Quanto guadagna un coltivatore diretto ogni anno in Italia

Il coltivatore diretto è un piccolo imprenditore agricolo. Possiede una partita IVA e un’azienda agricola, che gestisce da solo oppure con la sua famiglia, e a volte anche con alcuni dipendenti.

Si tratta di un lavoratore autonomo, che è impegnato nella coltivazione diretta di un terreno agricolo. In aggiunta, o in alternativa a questo, può dedicarsi all’allevamento degli animali o alla selvicoltura (cura e gestione del bosco, e ottenimento di prodotti dal bosco). In più, può anche svolgere mansioni connesse all’agricoltura.

Si differenzia dall’imprenditore agricolo professionale per determinate caratteristiche, ma come quest’ultimo può ottenere guadagni o perdite piuttosto variabili.

Quella del coltivatore diretto è una qualifica professionale

guadagno coltivatore direttoUn titolare di un’azienda agricola che vuole ottenere la qualifica di coltivatore diretto, così da appartenere anche al relativo regime previdenziale INPS, deve rispettare determinati requisiti:

  • Contribuire, di persona e/o con la sua famiglia, al fabbisogno lavorativo della sua azienda per almeno 1/3.
  • Lavorare di persona e/o con la sua famiglia nell’azienda agricola per un numero di giornate non inferiori a 104.
  • L’attività lavorativa nella sua azienda agricola deve risultare abituale e prevalente: deve occupargli la maggior parte del tempo lavorativo, e rappresentare la sua principale fonte di reddito da lavoro.

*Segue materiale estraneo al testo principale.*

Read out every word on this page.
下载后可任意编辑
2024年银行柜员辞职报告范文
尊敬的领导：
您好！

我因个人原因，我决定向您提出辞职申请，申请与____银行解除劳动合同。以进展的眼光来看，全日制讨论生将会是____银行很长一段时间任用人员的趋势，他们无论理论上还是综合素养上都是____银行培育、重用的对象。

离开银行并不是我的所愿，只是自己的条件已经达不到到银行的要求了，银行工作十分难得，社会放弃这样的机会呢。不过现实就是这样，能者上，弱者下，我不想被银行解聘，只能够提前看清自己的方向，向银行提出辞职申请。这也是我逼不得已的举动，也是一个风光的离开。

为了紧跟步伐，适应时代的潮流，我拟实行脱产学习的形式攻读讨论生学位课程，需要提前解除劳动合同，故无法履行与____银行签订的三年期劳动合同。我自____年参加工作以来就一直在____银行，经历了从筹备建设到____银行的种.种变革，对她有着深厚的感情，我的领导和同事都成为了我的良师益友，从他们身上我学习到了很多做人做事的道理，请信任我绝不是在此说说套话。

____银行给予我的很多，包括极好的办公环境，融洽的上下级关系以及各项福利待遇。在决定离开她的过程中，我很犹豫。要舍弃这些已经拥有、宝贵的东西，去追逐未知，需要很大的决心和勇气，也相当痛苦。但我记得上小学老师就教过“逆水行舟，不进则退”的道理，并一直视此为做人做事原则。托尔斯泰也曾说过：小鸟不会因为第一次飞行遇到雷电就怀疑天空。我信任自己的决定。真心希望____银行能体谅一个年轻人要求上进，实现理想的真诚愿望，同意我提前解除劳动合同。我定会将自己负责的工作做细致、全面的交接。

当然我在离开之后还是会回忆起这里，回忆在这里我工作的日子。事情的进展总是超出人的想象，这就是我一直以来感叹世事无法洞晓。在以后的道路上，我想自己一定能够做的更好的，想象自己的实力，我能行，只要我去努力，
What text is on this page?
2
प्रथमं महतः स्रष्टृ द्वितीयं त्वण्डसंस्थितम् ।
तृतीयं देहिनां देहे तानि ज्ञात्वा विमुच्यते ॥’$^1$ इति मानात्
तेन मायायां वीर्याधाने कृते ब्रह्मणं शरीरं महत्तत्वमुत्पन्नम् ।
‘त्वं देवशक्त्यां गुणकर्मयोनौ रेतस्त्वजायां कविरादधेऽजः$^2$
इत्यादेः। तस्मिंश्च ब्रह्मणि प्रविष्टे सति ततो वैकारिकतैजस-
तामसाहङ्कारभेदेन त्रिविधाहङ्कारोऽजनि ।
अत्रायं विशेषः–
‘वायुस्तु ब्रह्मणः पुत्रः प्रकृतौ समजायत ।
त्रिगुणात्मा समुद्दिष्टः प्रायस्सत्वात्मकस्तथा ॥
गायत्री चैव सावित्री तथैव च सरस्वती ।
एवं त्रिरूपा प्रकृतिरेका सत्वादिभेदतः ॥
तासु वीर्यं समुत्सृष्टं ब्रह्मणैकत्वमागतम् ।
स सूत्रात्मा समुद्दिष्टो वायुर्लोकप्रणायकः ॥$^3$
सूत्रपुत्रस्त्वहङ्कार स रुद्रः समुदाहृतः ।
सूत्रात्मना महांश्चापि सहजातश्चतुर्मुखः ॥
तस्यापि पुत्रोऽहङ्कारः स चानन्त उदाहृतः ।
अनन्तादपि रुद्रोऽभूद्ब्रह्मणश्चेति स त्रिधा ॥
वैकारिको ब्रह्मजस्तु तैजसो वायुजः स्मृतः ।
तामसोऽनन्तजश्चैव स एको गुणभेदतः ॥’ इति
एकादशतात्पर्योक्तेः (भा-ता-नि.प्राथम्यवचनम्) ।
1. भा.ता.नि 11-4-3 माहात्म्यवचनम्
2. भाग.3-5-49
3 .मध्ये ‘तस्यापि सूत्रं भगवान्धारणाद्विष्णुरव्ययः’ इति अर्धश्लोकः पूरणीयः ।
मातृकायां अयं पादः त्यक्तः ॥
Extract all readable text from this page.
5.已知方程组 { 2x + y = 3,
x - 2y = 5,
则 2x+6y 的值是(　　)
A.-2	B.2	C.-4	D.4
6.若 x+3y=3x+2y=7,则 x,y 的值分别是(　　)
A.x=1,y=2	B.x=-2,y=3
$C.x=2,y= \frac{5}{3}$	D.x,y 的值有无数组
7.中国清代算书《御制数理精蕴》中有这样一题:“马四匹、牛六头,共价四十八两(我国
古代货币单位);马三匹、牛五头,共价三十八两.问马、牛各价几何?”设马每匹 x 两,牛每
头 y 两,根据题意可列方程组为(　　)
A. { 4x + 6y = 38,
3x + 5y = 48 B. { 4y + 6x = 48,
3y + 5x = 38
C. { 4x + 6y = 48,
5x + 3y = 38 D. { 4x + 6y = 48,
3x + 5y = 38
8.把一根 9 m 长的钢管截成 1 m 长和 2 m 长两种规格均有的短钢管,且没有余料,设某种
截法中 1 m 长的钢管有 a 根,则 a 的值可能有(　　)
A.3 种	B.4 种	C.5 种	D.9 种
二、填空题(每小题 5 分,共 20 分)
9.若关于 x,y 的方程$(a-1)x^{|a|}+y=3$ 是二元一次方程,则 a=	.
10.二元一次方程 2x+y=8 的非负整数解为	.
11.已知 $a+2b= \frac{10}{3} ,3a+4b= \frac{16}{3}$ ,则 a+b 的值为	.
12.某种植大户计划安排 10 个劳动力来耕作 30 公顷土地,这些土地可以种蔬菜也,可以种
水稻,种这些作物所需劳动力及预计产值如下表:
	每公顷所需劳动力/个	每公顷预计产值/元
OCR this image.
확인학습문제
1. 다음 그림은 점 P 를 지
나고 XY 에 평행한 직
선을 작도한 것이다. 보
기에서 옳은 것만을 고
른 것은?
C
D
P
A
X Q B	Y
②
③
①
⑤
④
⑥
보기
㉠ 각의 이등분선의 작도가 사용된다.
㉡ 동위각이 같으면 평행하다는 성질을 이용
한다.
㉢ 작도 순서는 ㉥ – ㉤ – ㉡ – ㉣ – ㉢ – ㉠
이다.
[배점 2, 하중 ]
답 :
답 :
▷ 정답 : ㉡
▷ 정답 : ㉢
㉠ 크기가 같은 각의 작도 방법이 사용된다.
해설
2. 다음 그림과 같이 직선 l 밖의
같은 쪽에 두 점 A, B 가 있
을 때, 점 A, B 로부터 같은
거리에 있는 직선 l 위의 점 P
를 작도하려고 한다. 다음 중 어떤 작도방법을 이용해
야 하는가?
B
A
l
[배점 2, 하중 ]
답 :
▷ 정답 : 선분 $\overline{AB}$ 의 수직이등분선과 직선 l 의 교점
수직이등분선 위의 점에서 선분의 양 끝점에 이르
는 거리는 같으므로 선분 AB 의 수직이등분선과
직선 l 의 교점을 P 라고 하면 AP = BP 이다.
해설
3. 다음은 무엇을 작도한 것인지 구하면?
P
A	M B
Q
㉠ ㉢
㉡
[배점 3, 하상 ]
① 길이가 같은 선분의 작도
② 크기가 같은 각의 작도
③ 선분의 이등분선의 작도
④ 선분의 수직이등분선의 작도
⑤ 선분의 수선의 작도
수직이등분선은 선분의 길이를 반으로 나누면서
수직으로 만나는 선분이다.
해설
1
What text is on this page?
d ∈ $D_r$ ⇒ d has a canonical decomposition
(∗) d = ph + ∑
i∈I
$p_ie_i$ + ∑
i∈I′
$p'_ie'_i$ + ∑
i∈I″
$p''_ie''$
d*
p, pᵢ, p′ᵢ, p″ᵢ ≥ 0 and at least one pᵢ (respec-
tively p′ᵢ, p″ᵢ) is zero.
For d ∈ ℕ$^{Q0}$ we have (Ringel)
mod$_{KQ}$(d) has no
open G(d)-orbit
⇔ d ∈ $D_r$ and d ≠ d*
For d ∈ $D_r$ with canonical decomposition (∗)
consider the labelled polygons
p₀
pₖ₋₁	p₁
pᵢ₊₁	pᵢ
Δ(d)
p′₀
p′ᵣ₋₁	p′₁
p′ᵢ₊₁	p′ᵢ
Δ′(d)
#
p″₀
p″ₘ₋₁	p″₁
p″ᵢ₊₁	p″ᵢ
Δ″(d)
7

Pertanto, in relazione all’ultimo punto, se il titolare dell’azienda agricola esercita più attività lavorative, quella nella sua azienda agricola deve per forza essere prevalente in termini di tempo e guadagno, se desidera appunto essere riconosciuto piccolo imprenditore agricolo.

Rispetto all’IAP (imprenditore agricolo professionale) il piccolo imprenditore agricolo ha un unico ma importante vantaggio: il diritto di prelazione sul terreno che utilizza in affitto.

Un imprenditore agricolo può infatti lavorare su delle proprietà sue, oppure prese in affitto, o anche in comodato (cioè a titolo gratuito per un certo periodo di tempo).

Ebbene: se il coltivatore diretto rispetta determinati requisiti, ha il diritto rispetto a qualsiasi altro soggetto di comprare il terreno che sta già usando, qualora fosse messo in vendita e non risultasse oggetto di: donazione, permuta, vendita forzata, liquidazione coatta, o di fallimento ed espropriazione per la pubblica utilità.

I requisiti che gli possono dare tale diritto sono i seguenti:

  • Deve risultare utilizzatore del terreno in affitto da almeno 2 anni.
  • Nel caso abbia già altre proprietà, il terreno che desidera comprare non deve risultare superiore al triplo della capacità lavorativa sua e della propria famiglia.

Il guadagno di un coltivatore diretto

Il coltivatore diretto, tramite la sua azienda può ottenere dei guadagni ma anche delle perdite.

Non si può in alcun modo rispondere in modo secco alla domanda su quanto possa guadagnare periodicamente questa figura professionale, perché le variabili in gioco sono davvero troppe. Inoltre, la vastità della definizione di attività agricole complica ulteriormente le cose.

Tuttavia, vale la pena porre in evidenza che solitamente le aziende agricole che ottengono i risultati migliori in termini di utili: non dipendono dalla grande distribuzione (vendono anche direttamente al consumatore finale), possiedono dei prodotti di nicchia di qualità, si associano formando un cartello comune per essere più forti insieme, e per fare concorrenza ai propri competitor non usano prezzi al ribasso.